Directeur du chantier naval Latitude Ouest

lundi 12 mai 2003

RDP : Pouvez-vous vous présenter ainsi que votre activité ?

J’ai créée cette entreprise qui au départ s’appellait Latitude 48°24’ , il y a cinq ans.
Nous avons deux activités sur ce chantier :
- l’une consiste en la préparation de bateaux de plaisance. c’est une clientèle essentiellement locale. Il s’agit de bateaux qui naviguent en Rade de Brest.
- l’autre c’est l’atelier composite, la fabrication de pièces en matériau composite. Le matériau composite c’est de la résine, du polyester, du carbone...
c’est le bois aussi.

RDP : Est ce que vous avez toujours été situé ici dans la zone de Kergonan ?

Non.je suis à mon 4ème emplacement.
Je suis à kergonan à côté de la zone commerciale de Kergaradec depuis 1 an. Loin de la mer,pour un chantier naval c’est malheureux.
Alors aujourd’hui je suis exilé ici parce que le bâtiment que j’occupais au port de commerce , c’était un bail précaire. Les terrains au port sont occupés en partie par des entreprises qui n’ont rien à voir avec le maritime.
Etre ici le bail n’est pas cher c’est l’avantage mais sur le plan du marché aujourd’hui on a 90% de notre clientèle locale qui est partie.
On ne peut plus répondre. Le mec nous appelle du port de plaisance,disant :" j’ai un carénage à faire" et quand on lui dit qu’on est à Kergonan... il ne nous rappelle pas.

Donc on a dû un petit peu changer d’activité.
On se déplace. ...Port Laforêt,Lorient, La Rochelle

RDP : Le projet d’aménagement de la zone d’activité Portuaire de Plaisance (APP), y avez-vous été associé ?

On m’a dit que j’y avais ma place dans la zone APP.
Mais on n’a pas tellement tenu compte des remarques formulées lors de la consultation dans le projet d’aménagement.

Un consultant est venu nous voir, relever nos attentes,besoins et contraintes et puis ils nous ont présenté leur projet tout bouclé.
Le côté politiquement correct est de dire : " si si je suis intéressé " mais le problème et que çà ne correspond pas du tout à ce qu’on attendait.

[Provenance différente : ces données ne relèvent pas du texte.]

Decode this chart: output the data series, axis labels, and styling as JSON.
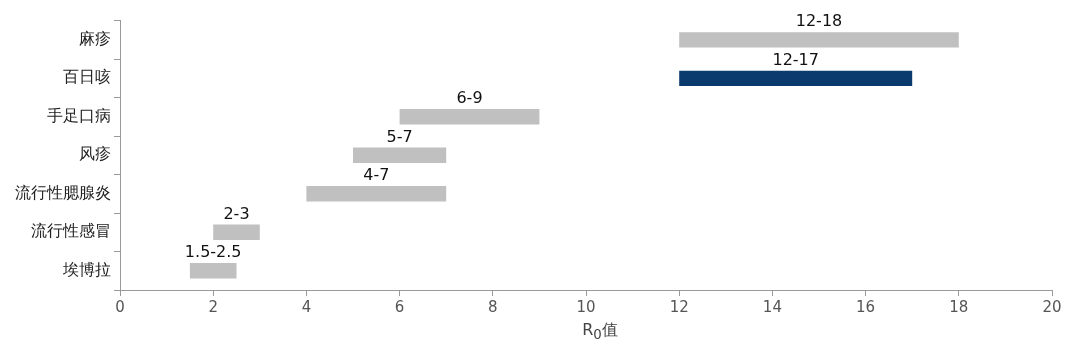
{
  "chart_data": {
    "type": "bar",
    "orientation": "horizontal",
    "xlabel": "R$_{0}$值",
    "categories": [
      "麻疹",
      "百日咳",
      "手足口病",
      "风疹",
      "流行性腮腺炎",
      "流行性感冒",
      "埃博拉"
    ],
    "base": [
      12,
      12,
      6,
      5,
      4,
      2,
      1.5
    ],
    "values": [
      6,
      5,
      3,
      2,
      3,
      1,
      1
    ],
    "colors": [
      "#c0c0c0",
      "#0b3a6e",
      "#c0c0c0",
      "#c0c0c0",
      "#c0c0c0",
      "#c0c0c0",
      "#c0c0c0"
    ],
    "value_labels": [
      "12-18",
      "12-17",
      "6-9",
      "5-7",
      "4-7",
      "2-3",
      "1.5-2.5"
    ],
    "xlim": [
      0,
      20
    ],
    "xticks": [
      0,
      2,
      4,
      6,
      8,
      10,
      12,
      14,
      16,
      18,
      20
    ],
    "grid": false,
    "legend": false
  }
}
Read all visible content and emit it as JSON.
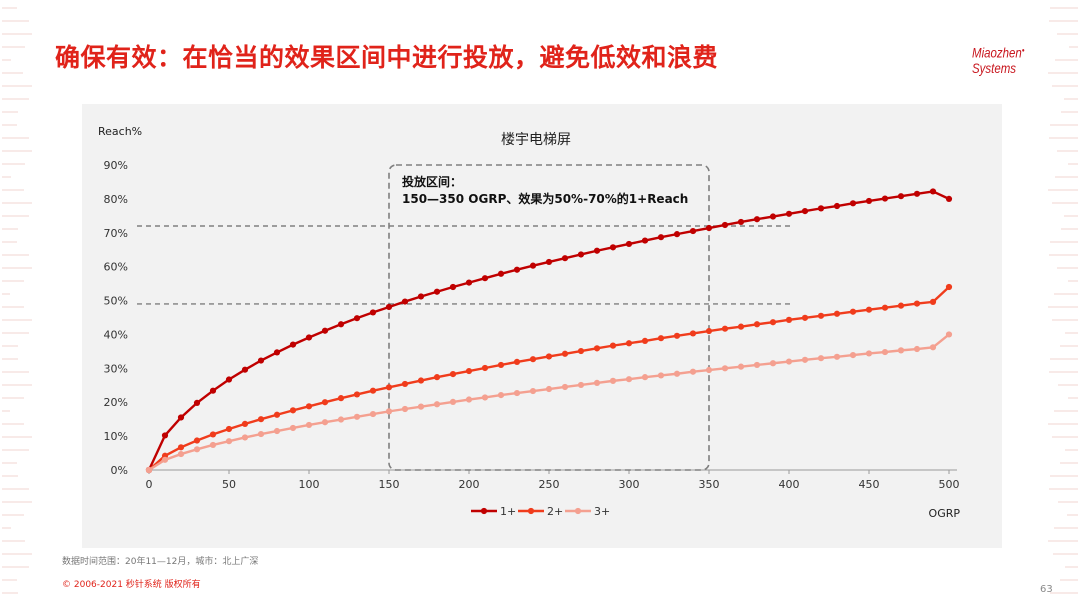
{
  "slide": {
    "title": "确保有效：在恰当的效果区间中进行投放，避免低效和浪费",
    "logo_line1": "Miaozhen",
    "logo_line2": "Systems",
    "footnote": "数据时间范围：20年11—12月，城市：北上广深",
    "copyright": "© 2006-2021 秒针系统 版权所有",
    "page_number": "63",
    "accent_color": "#e0231a"
  },
  "chart_data": {
    "type": "line",
    "title": "楼宇电梯屏",
    "ylabel": "Reach%",
    "xlabel": "OGRP",
    "xlim": [
      0,
      500
    ],
    "ylim": [
      0,
      90
    ],
    "x_ticks": [
      0,
      50,
      100,
      150,
      200,
      250,
      300,
      350,
      400,
      450,
      500
    ],
    "y_ticks": [
      "0%",
      "10%",
      "20%",
      "30%",
      "40%",
      "50%",
      "60%",
      "70%",
      "80%",
      "90%"
    ],
    "grid": false,
    "legend_position": "bottom",
    "x": [
      0,
      10,
      20,
      30,
      40,
      50,
      60,
      70,
      80,
      90,
      100,
      110,
      120,
      130,
      140,
      150,
      160,
      170,
      180,
      190,
      200,
      210,
      220,
      230,
      240,
      250,
      260,
      270,
      280,
      290,
      300,
      310,
      320,
      330,
      340,
      350,
      360,
      370,
      380,
      390,
      400,
      410,
      420,
      430,
      440,
      450,
      460,
      470,
      480,
      490,
      500
    ],
    "series": [
      {
        "name": "1+",
        "color": "#c00000",
        "values": [
          0,
          10.2,
          15.5,
          19.8,
          23.4,
          26.7,
          29.6,
          32.3,
          34.7,
          37.0,
          39.1,
          41.1,
          43.0,
          44.8,
          46.5,
          48.1,
          49.7,
          51.2,
          52.6,
          54.0,
          55.3,
          56.6,
          57.9,
          59.1,
          60.3,
          61.4,
          62.5,
          63.6,
          64.7,
          65.7,
          66.7,
          67.7,
          68.7,
          69.6,
          70.5,
          71.4,
          72.3,
          73.2,
          74.0,
          74.8,
          75.6,
          76.4,
          77.2,
          77.9,
          78.7,
          79.4,
          80.1,
          80.8,
          81.5,
          82.2,
          80.0
        ]
      },
      {
        "name": "2+",
        "color": "#f03c1c",
        "values": [
          0,
          4.2,
          6.7,
          8.7,
          10.5,
          12.1,
          13.6,
          15.0,
          16.3,
          17.6,
          18.8,
          20.0,
          21.2,
          22.3,
          23.4,
          24.4,
          25.4,
          26.4,
          27.4,
          28.3,
          29.2,
          30.1,
          31.0,
          31.9,
          32.7,
          33.5,
          34.3,
          35.1,
          35.9,
          36.7,
          37.4,
          38.1,
          38.9,
          39.6,
          40.3,
          41.0,
          41.7,
          42.3,
          43.0,
          43.6,
          44.3,
          44.9,
          45.5,
          46.1,
          46.7,
          47.3,
          47.9,
          48.5,
          49.1,
          49.6,
          54.0
        ]
      },
      {
        "name": "3+",
        "color": "#f4a090",
        "values": [
          0,
          3.0,
          4.7,
          6.1,
          7.4,
          8.5,
          9.6,
          10.6,
          11.5,
          12.4,
          13.3,
          14.1,
          14.9,
          15.7,
          16.5,
          17.3,
          18.0,
          18.7,
          19.4,
          20.1,
          20.8,
          21.4,
          22.1,
          22.7,
          23.3,
          23.9,
          24.5,
          25.1,
          25.7,
          26.3,
          26.8,
          27.4,
          27.9,
          28.4,
          29.0,
          29.5,
          30.0,
          30.5,
          31.0,
          31.5,
          32.0,
          32.5,
          33.0,
          33.4,
          33.9,
          34.4,
          34.8,
          35.3,
          35.7,
          36.2,
          40.0
        ]
      }
    ],
    "annotation": {
      "line1": "投放区间：",
      "line2": "150—350 OGRP、效果为50%-70%的1+Reach",
      "x_range": [
        150,
        350
      ],
      "y_range": [
        0,
        90
      ],
      "ref_lines_y": [
        72,
        49
      ]
    }
  }
}
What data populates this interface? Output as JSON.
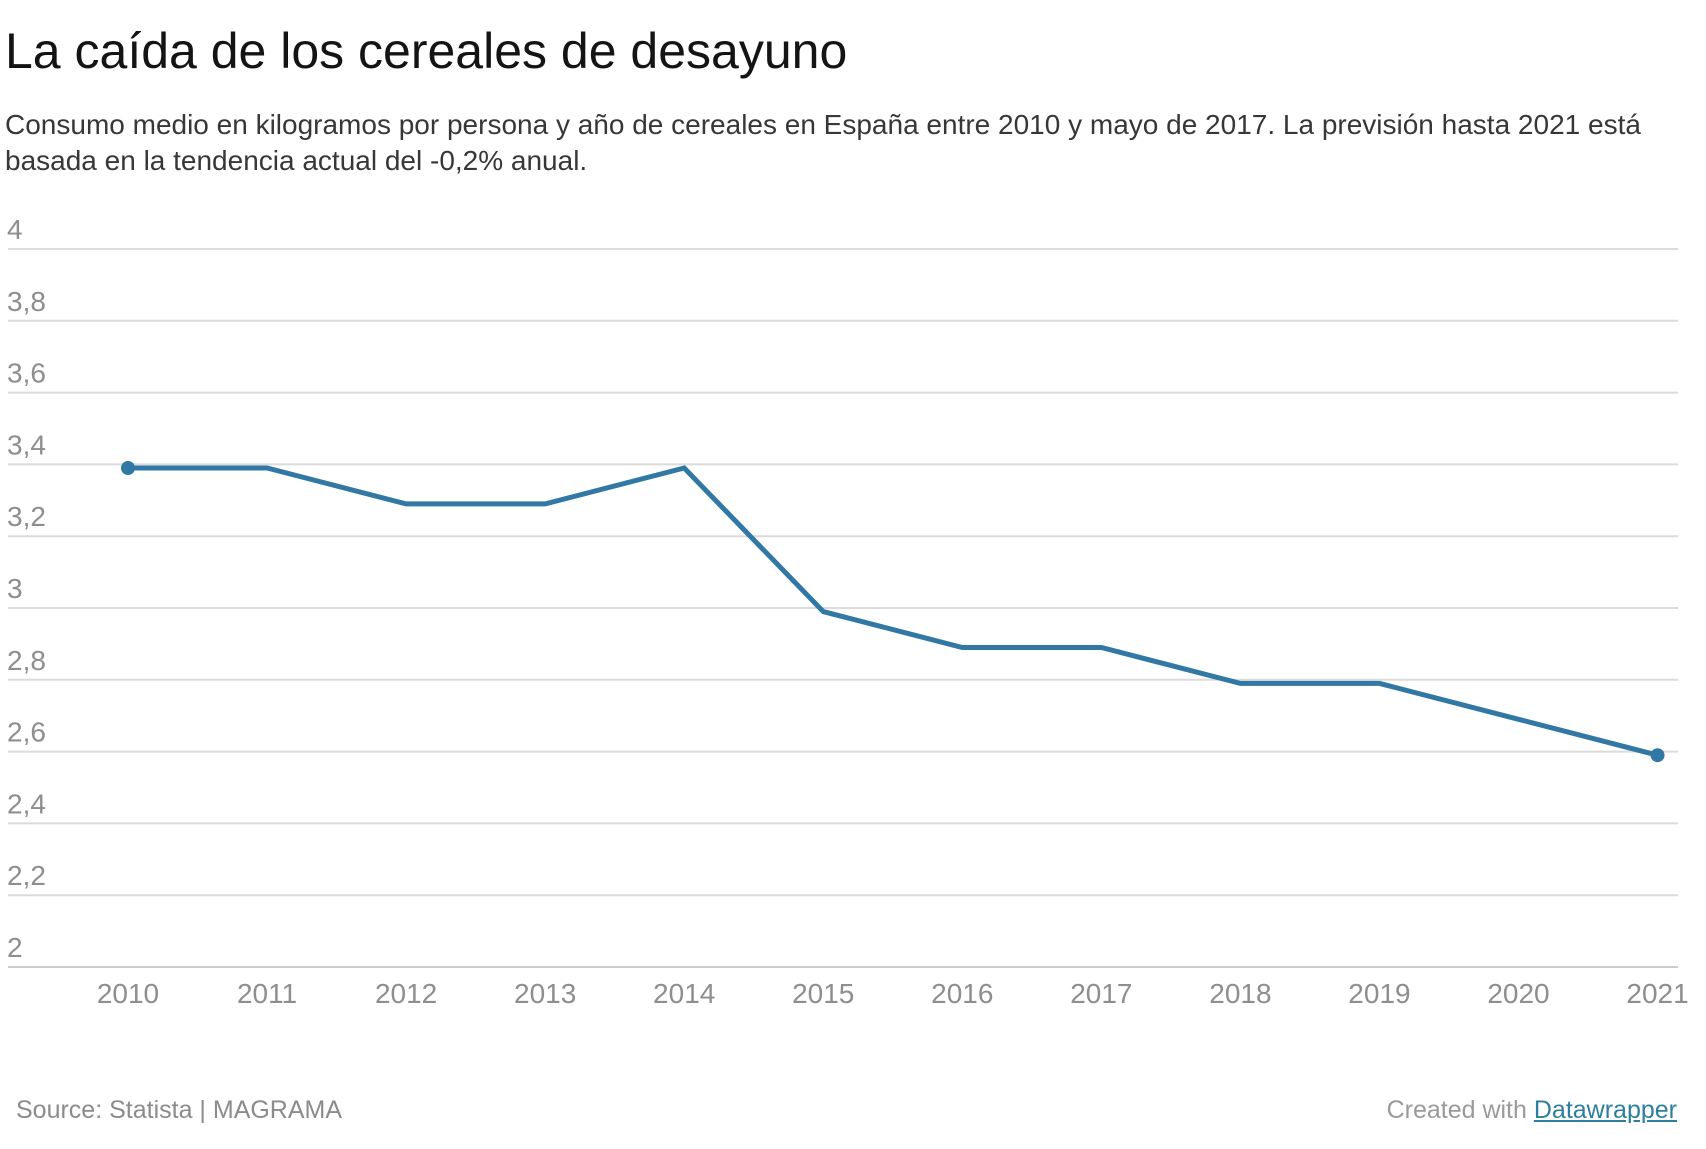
{
  "header": {
    "title": "La caída de los cereales de desayuno",
    "description": "Consumo medio en kilogramos por persona y año de cereales en España entre 2010 y mayo de 2017. La previsión hasta 2021 está basada en la tendencia actual del -0,2% anual."
  },
  "chart_data": {
    "type": "line",
    "title": "La caída de los cereales de desayuno",
    "x": [
      2010,
      2011,
      2012,
      2013,
      2014,
      2015,
      2016,
      2017,
      2018,
      2019,
      2020,
      2021
    ],
    "values": [
      3.39,
      3.39,
      3.29,
      3.29,
      3.39,
      2.99,
      2.89,
      2.89,
      2.79,
      2.79,
      2.69,
      2.59
    ],
    "unit": "kg por persona y año",
    "ylim": [
      2,
      4
    ],
    "ytick_step": 0.2,
    "ytick_labels": [
      "4",
      "3,8",
      "3,6",
      "3,4",
      "3,2",
      "3",
      "2,8",
      "2,6",
      "2,4",
      "2,2",
      "2"
    ],
    "xtick_labels": [
      "2010",
      "2011",
      "2012",
      "2013",
      "2014",
      "2015",
      "2016",
      "2017",
      "2018",
      "2019",
      "2020",
      "2021"
    ],
    "grid": "horizontal",
    "legend": "none",
    "line_color": "#3278a5",
    "grid_color": "#dbdbdb",
    "baseline_color": "#cccccc",
    "axis_label_color": "#8e8e8e",
    "end_point_years": [
      2010,
      2021
    ]
  },
  "footer": {
    "source": "Source: Statista | MAGRAMA",
    "attribution_prefix": "Created with ",
    "attribution_link_text": "Datawrapper"
  }
}
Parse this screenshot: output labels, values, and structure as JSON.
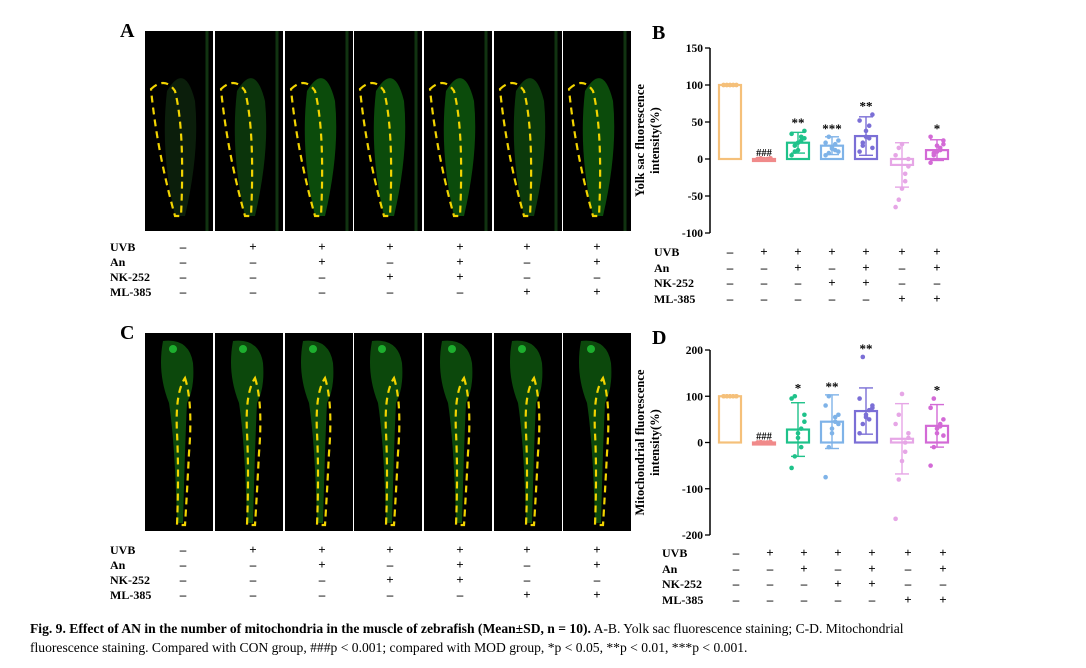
{
  "panels": {
    "A": "A",
    "B": "B",
    "C": "C",
    "D": "D"
  },
  "treatments": {
    "labels": [
      "UVB",
      "An",
      "NK-252",
      "ML-385"
    ],
    "columns": [
      [
        "–",
        "–",
        "–",
        "–"
      ],
      [
        "+",
        "–",
        "–",
        "–"
      ],
      [
        "+",
        "+",
        "–",
        "–"
      ],
      [
        "+",
        "–",
        "+",
        "–"
      ],
      [
        "+",
        "+",
        "+",
        "–"
      ],
      [
        "+",
        "–",
        "–",
        "+"
      ],
      [
        "+",
        "+",
        "–",
        "+"
      ]
    ]
  },
  "colors": [
    "#f5c07a",
    "#f08a8a",
    "#1fc28a",
    "#7fb3e8",
    "#7b6fd6",
    "#e6a6e6",
    "#d36ad6"
  ],
  "chart_data": [
    {
      "type": "bar",
      "panel": "B",
      "ylabel": "Yolk sac fluorescence intensity(%)",
      "ylim": [
        -100,
        150
      ],
      "yticks": [
        -100,
        -50,
        0,
        50,
        100,
        150
      ],
      "values": [
        100,
        0,
        22,
        18,
        31,
        -8,
        12
      ],
      "errors": [
        0,
        0,
        14,
        12,
        26,
        30,
        14
      ],
      "annotations": [
        "",
        "###",
        "**",
        "***",
        "**",
        "",
        "*"
      ],
      "points": [
        [
          100,
          100,
          100,
          100,
          100,
          100,
          100,
          100,
          100,
          100
        ],
        [
          0,
          1,
          -1,
          0,
          1,
          0,
          -1,
          0,
          0,
          1
        ],
        [
          5,
          10,
          22,
          30,
          38,
          34,
          18,
          12,
          25,
          28
        ],
        [
          5,
          8,
          14,
          20,
          25,
          22,
          30,
          16,
          12,
          10
        ],
        [
          10,
          18,
          30,
          45,
          60,
          52,
          22,
          38,
          28,
          15
        ],
        [
          -65,
          -55,
          -40,
          -20,
          -10,
          5,
          15,
          20,
          -30,
          0
        ],
        [
          -5,
          5,
          10,
          15,
          25,
          30,
          8,
          18,
          12,
          20
        ]
      ]
    },
    {
      "type": "bar",
      "panel": "D",
      "ylabel": "Mitochondrial fluorescence intensity(%)",
      "ylim": [
        -200,
        200
      ],
      "yticks": [
        -200,
        -100,
        0,
        100,
        200
      ],
      "values": [
        100,
        0,
        28,
        45,
        68,
        8,
        36
      ],
      "errors": [
        0,
        0,
        58,
        58,
        50,
        76,
        46
      ],
      "annotations": [
        "",
        "###",
        "*",
        "**",
        "**",
        "",
        "*"
      ],
      "points": [
        [
          100,
          100,
          100,
          100,
          100,
          100,
          100,
          100,
          100,
          100
        ],
        [
          0,
          1,
          -1,
          0,
          1,
          0,
          -1,
          0,
          0,
          1
        ],
        [
          -55,
          -30,
          10,
          30,
          60,
          95,
          100,
          20,
          -10,
          45
        ],
        [
          -75,
          -10,
          20,
          45,
          60,
          80,
          100,
          30,
          55,
          40
        ],
        [
          20,
          40,
          55,
          70,
          80,
          95,
          185,
          60,
          50,
          75
        ],
        [
          -165,
          -80,
          -40,
          0,
          20,
          40,
          60,
          105,
          -20,
          10
        ],
        [
          -50,
          -10,
          20,
          35,
          50,
          75,
          95,
          30,
          40,
          15
        ]
      ]
    }
  ],
  "caption": {
    "bold": "Fig. 9. Effect of AN in the number of mitochondria in the muscle of zebrafish (Mean±SD, n = 10).",
    "text1": " A-B. Yolk sac fluorescence staining; C-D. Mitochondrial",
    "line2": "fluorescence staining. Compared with CON group, ###p < 0.001; compared with MOD group, *p < 0.05, **p < 0.01, ***p < 0.001."
  }
}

RDP : En quoi cela ne correspond pas ?

Un seul exemple : notre grande part d’activité se passe sur les bateaux de course sur les trimarans et les monocoques. Donc quand on intervient sur un trimaran aujourd’hui, on se déplace. Ce matin j’étais encore à Port laforêt .
Si un jour j’investis sur un chantier, dans un bâtiment c’est pour évidemment qu’il soit susceptible d’abriter un trimaran.
Alors quand ils sont venus me trouver, me demander ce que je désirais. Ben voilà c’est simple, j’ai pas de désirs architecturaux très compliqués. Non il me faudrait un hangar qui fasse 35 X 35 ou 30 X 30 de superficie ; de façon à pouvoir rentrer un trimaran.
Alors dans le projet ils m’ont dessiné un petit carré en disant "vous, vous êtes là"
Et là je pose la question : "comment fait on pour aller de la mer à içi ? "
Et bien vous prenez cette route là .
Et elle fait quelle largeur cette route ?
Elle fait 12mètres.

Voilà c’est un exemple. Ils m’ont mis un petit carré pour me calmer, me dire que j’avais une place dans le projet mais bon je ne vais pas investir dans quelquechose qui ne correspond pas.

Et puis puis pour pouvoir investir, il nous faut obtenir des crédits. Quand c’est du domaine public maritime, c’est une concession, et quand en plus c’est mal situé, çà devient compliqué d’investir. Et c’est valable pour l’ensemble de la profession.

RDP : Votre activité maritime pâtit de cet "exil" en zone de Kergognan. Pour investir et développer votre chantier, un grand hangar avec un accès direct à l’eau serait primordial. Le projet au port de plaisance ne répond pas à cette condition.
Et la Penfeld qui va être aménagée, qu’est ce que vous y verriez ?

La Penfeld c’est un rêve. Y a un tel potentiel de projets à mettre là-dedans.

Je verrai une grande partie qui reste une zone de travail. Tout le bas serait une zone artisanale.
Pas forcèment publique car cela pose des questions de sécurité le fait que les gens puissent passer.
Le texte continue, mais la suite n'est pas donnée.